Premio “Mediterraneo d’Arte 2002” a Moni Ovadia
La ricerca di novità nella vita, nel costume e nel pensiero, che è stata la forza dinamica dell’Occidente dal suo primo costituirsi, si è accelerata freneticamente nella “modernità”. Sulle società che hanno continuato con stretto rigore le loro tradizioni nei concetti e nel costume come nei modi dell’ordine sociale e perfino nelle forme dell’arte, della letteratura e della lingua, la “modernità” porta con il suo impatto una turbolenza che, a differenza di invasioni e di guerre improvvisamente sconvolgitrici ma rapide a calmarsi, difficilmente si acquieta poiché la “modernità” si confronta violentemente con convinzioni e abitudini, stravolge economie stabilite, impone la rottura di quel tessuto in cui ciascuno è racchiuso ma sicuro, bloccato ma stabile, proscioglie l’individuo e lo spinge verso prospettive lanciate sul nulla. Rottura profonda, impreparata e imprevista, generatrice
di speranze che disattende, portatrice di un messaggio illeggibile.

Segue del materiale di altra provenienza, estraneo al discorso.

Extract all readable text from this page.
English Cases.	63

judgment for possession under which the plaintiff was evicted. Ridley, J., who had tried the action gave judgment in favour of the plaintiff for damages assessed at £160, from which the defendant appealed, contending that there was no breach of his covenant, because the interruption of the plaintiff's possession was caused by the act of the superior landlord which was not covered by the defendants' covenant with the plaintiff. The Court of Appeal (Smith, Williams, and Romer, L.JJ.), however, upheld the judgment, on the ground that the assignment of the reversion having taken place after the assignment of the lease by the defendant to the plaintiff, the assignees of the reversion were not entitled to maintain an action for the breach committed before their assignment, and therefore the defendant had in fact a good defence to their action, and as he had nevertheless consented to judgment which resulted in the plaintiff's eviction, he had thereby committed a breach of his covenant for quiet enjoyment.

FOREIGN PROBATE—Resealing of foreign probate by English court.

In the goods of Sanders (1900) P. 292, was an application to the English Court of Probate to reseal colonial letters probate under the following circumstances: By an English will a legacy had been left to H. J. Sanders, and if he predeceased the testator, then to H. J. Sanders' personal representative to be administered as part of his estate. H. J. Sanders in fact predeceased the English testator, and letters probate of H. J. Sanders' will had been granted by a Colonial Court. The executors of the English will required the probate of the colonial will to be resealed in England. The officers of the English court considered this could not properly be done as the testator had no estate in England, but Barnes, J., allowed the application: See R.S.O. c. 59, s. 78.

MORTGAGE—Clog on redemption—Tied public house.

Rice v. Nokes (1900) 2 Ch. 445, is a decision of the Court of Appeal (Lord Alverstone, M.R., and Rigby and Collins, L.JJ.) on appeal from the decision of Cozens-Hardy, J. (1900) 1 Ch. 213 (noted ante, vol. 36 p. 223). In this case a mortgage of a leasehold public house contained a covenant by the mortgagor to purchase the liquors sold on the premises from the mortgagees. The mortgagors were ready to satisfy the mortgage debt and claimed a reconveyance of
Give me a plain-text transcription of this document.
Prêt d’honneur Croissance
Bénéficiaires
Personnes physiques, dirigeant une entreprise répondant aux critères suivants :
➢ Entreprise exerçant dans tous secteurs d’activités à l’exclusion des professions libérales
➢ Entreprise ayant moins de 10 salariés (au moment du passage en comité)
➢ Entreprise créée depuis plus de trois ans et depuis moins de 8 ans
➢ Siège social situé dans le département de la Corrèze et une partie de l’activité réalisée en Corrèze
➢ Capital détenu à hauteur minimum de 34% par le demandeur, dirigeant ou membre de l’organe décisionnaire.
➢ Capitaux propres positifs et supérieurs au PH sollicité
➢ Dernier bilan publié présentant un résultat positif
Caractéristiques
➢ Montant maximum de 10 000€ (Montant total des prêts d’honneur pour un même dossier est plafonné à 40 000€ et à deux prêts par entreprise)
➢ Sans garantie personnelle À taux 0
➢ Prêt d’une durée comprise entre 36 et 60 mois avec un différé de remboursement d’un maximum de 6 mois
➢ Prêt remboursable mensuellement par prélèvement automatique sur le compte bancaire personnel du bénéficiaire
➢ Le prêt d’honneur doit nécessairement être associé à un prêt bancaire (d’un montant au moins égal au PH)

In tutto il mondo non Occidentale, particolarmente in quello Islamico
che non vi ritrova neppure le promesse della filosofia greca onde l’Occidente
s’è nutrito e che lo stesso Islam gli aveva in parte restituito con
la sua falsafa, le conseguenze dell’impatto sono
travolgenti, suscitano opposizioni che si abbarbicano rigidamente al
passato. In tanta preclusione e violenza difficile è il compito di chi
cerca di aprire una comprensione reciproca e instaurare un dialogo. A questo compito Moni
Ovadia ha dedicato, con lo slancio e la passione
dell'arte, un'opera assidua di ricerca e di invenzione che ha fatto
rivivere in maniera originale canti arabi e sefarditi del XIII e XIV
secolo, rievocando le comune radici di quelle culture che oggi sono
assunte a motivo di affrontamento da popoli i quali invece non possono
avere la loro rinascita se non in una nuova collaborazione e armonia.